# What length should the stirrups be?



## Rainaisabelle (Jan 2, 2015)

I was taught to put your finger tips where the stirrups go and then pull it until it touched the inside of your underarm if you know what I mean ?


----------



## jenkat86 (May 20, 2014)

Your balance is number one. I would play around, testing out different lengths and then stick to that regardless of what your trainers say. I tend to like my stirrups a little on the long side. While mounted, I take my feet out of the stirrups and relax my legs and feet. And while I'm relaxed I adjust the stirrup to where the bottom of the stirrup touches the top of my foot. That allows me to easily slide my foot in and out, and helps me keep my heels down. I also don't have to fight the stirrup if I need to slide my foot out really fast. I've also heard of doing it the way Rainasabelle said, but every time I try that way they end up being a touch too short for my taste.


----------



## Corporal (Jul 29, 2010)

You start with some help on the ground. Sit in the saddle, legs hanging. Position the stirrup so that the bottom hits right below your ankle bone. This is more exact with an English Stirrup than a Western one, still it's a place to start. Sounds like you have not developed a balanced seat yet. THAT is your issue. You learn best by riding at the WALK, and dropping and picking up your stirrups.
You should have your heels down, ball of the foot on the stirrup. Heels down will not happen until you ride long enough for your legs to get tired. *Forcing* the heel down will also create a chair seat. It's more like riding a bycicle that sitting a driving a car. You cue and the school horse should operate on "cruise control." Excessive kicking and cue-ing desensitizes the horse to your commands.
Riding without your stirrups teaches you to sit balanced and to relax and sit deeply. Riding in 2 point teaches you to keep your feet underneath you. When you look down over your knee you should just see your toes peeking out, a little bit more than that with a pointed toe Western boot.
You should line up: shoulder, hips (middle), and heel.
I taught English Pleasure, Western Pleasure, Hunt Seat, Beginning Jumping, and Military (1859 "Dressage" from Cook's) for 10 years.


----------



## bsms (Dec 31, 2010)

If you need to reach with your leg to maintain contact at a trot or canter, they are too long. If you feel squished and can't get your leg around your horse, they are too short. It depends in part on how flexible your hips and legs are, and how strong. As one rides more, they can handle longer or shorter stirrups depending on their goal.

Longer than I like:










Shorter than I like (picture of me...I've set them lower now):










Depends on your tastes.


----------



## TessaMay (Jul 26, 2013)

When I was helping with beginner lessons, we would adjust the stirrups to hit just below your ankle bone when you hang your legs straight down. When we started jumping, we'd raise them 3 holes or so and get used to using the shorter stirrups. 

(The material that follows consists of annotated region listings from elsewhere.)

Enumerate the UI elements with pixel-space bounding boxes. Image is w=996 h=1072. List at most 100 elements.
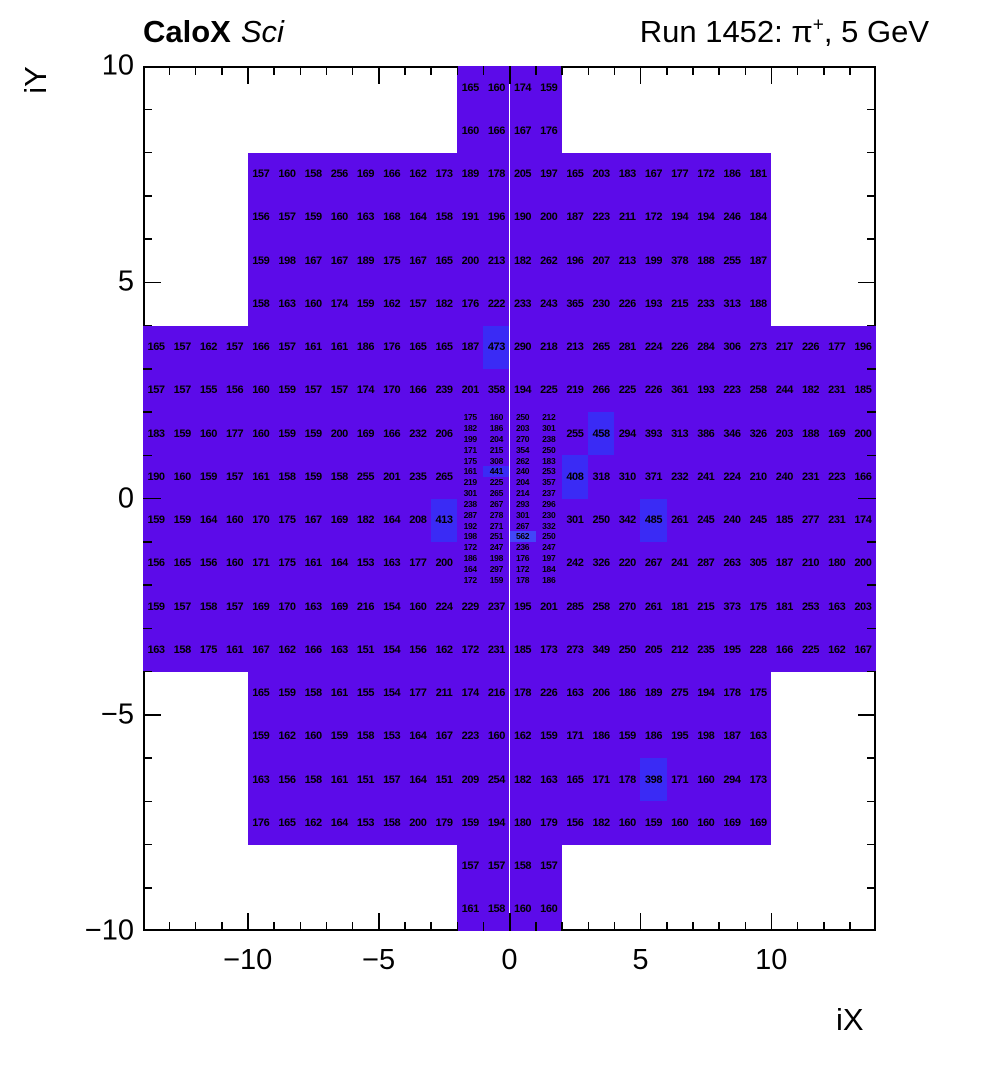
cell: 217 [771,325,798,369]
fine-cell: 301 [535,422,562,434]
cell: 175 [195,628,222,672]
fine-cell: 212 [535,412,562,423]
axis-tick [273,922,275,931]
axis-tick [299,66,302,75]
cell: 244 [771,368,798,412]
cell: 160 [457,109,484,153]
axis-tick [143,195,152,197]
axis-tick [143,714,161,716]
cell: 166 [404,368,431,412]
cell: 222 [483,282,510,326]
cell: 275 [666,671,693,715]
cell: 151 [352,758,379,802]
cell: 203 [849,585,876,629]
cell: 216 [352,585,379,629]
cell: 160 [483,714,510,758]
fine-cell: 214 [509,487,536,499]
cell: 199 [640,239,667,283]
cell: 157 [273,325,301,369]
cell: 168 [378,195,405,239]
fine-cell: 184 [535,563,562,575]
cell: 187 [745,239,772,283]
cell: 165 [169,541,196,585]
cell: 158 [195,585,222,629]
fine-cell: 219 [457,476,484,488]
cell: 164 [404,758,431,802]
fine-cell: 175 [457,412,484,423]
fine-cell: 293 [509,498,536,510]
cell: 160 [509,887,536,931]
axis-tick [639,913,642,931]
cell: 161 [326,325,353,369]
cell: 194 [692,195,719,239]
axis-tick [143,887,152,889]
cell: 156 [247,195,274,239]
axis-tick [351,66,354,75]
cell: 163 [143,628,170,672]
axis-tick [867,670,876,673]
cell: 160 [247,368,274,412]
cell: 231 [483,628,510,672]
cell: 267 [640,541,667,585]
cell: 194 [483,801,510,845]
fine-cell: 186 [483,422,510,434]
cell: 187 [561,195,589,239]
cell: 153 [378,714,405,758]
x-tick-label: 0 [501,944,518,976]
axis-tick [221,922,223,931]
cell: 167 [640,152,667,196]
cell: 197 [535,152,562,196]
cell: 408 [561,455,589,499]
axis-tick [509,66,511,84]
axis-tick [561,922,563,931]
cell: 281 [614,325,641,369]
axis-tick [639,66,642,84]
y-tick-label: 5 [117,265,134,298]
cell: 164 [404,195,431,239]
cell: 161 [300,541,327,585]
cell: 184 [745,195,772,239]
cell: 213 [614,239,641,283]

As others have said, the most important part is that you are comfortable. I personally like my stirrups a little shorter during flatwork than a lot of people. I'm steadier with my feet really under me and a decent bend to my knee.


----------



## Haley3k1 (Jun 19, 2014)

Thanks for all the advice so far. I am definitely still working on my balance but it's kinda hard when the stirrups are not in the right position. I feel like the second trainer either didn't know what she was talking about, or she was just too lazy to lower the stirrups. My legs were MUCH more bent than those pictures and the stirrups hit me way above the ankle when I let my legs dangle. I felt like a jockey riding a racehorse lol. I'm use to pushing my legs forward when I want my horse to stop but my legs were so bent I couldn't even do that.


----------



## BreezylBeezyl (Mar 25, 2014)

I always have my western stirrups the same length as dressage stirrups. Long. For me, it's about 1-2 holes up from my feet not being able to fit in the stirrups anymore.

That being said I always start out at about the same length I ride English in, then lower them each day as I gain balance. I don't have any particular rule, I just put them at whatever is the most lengthy, but most comfortable. A length I can still ride in.


----------



## beau159 (Oct 4, 2010)

*It depends. *

There, that's helpful, right? :wink:

The western stirrup length that I would like to ride in is actually too long for my primary discipline (barrel racing). If I run barrels with my stirrups too long, I will lose a stirrup or two while running. If I have them adjusted correctly for barrels, then I don't lose them. 











I'm too lazy to adjust my stirrups back and forth, so I just leave them wear I need them for barrel racing. Which really isn't horrible, but I wouldn't mind having them one hole longer. 


For English, I mostly do low Hunter jumps so I have my stirrups set accordingly. When you move higher up in jumps, your stirrups also shorten. When you do flat work, then your stirrups lengthen. 

So while there is a "rule of thumb" for where your stirrups should be, there also are a lot of variations based on what you are doing. 

Do what Corporal said in order to give yourself a starting point. Sit in the saddle and let your legs hang. Have a helper on the ground adjust the stirrups so that the bottom of the stirrup sits level with your ankle bone. Tried to find you a picture, but I guess I would honestly say this stirrup might still be a bit long:











But try that first for a few rides. Then put them up one hole for a few rides. Then back in the "middle" for a few. Then one down. Go ahead and play around with it. While I agree you still have balance to learn, this can give you a "feel" for what seems to feel comfortable for you at this point in time.


----------



## TXhorseman (May 29, 2014)

Any method of adjusting stirrups using arm length is very rough since arm length compared to leg length can vary significantly from one individual to the next.

For general riding, a better estimate is to adjust the stirrups so they hang near the ankle when the rider's feet are not in the stirrups. Better yet, I've found, is to have the rider stand in the stirrups with ankles down and have approximately an inch of clearance between the saddle and crotch.

Occasionally a rider's feet will come out of the stirrups when riding with this adjustment, and the rider will think he needs shorter stirrups. The usual cause of the feet coming out of the stirrups in such cases, however, is the rider squeezing his legs against the horse's sides and taking the natural pressure resulting from relaxed legs off the stirrups.


----------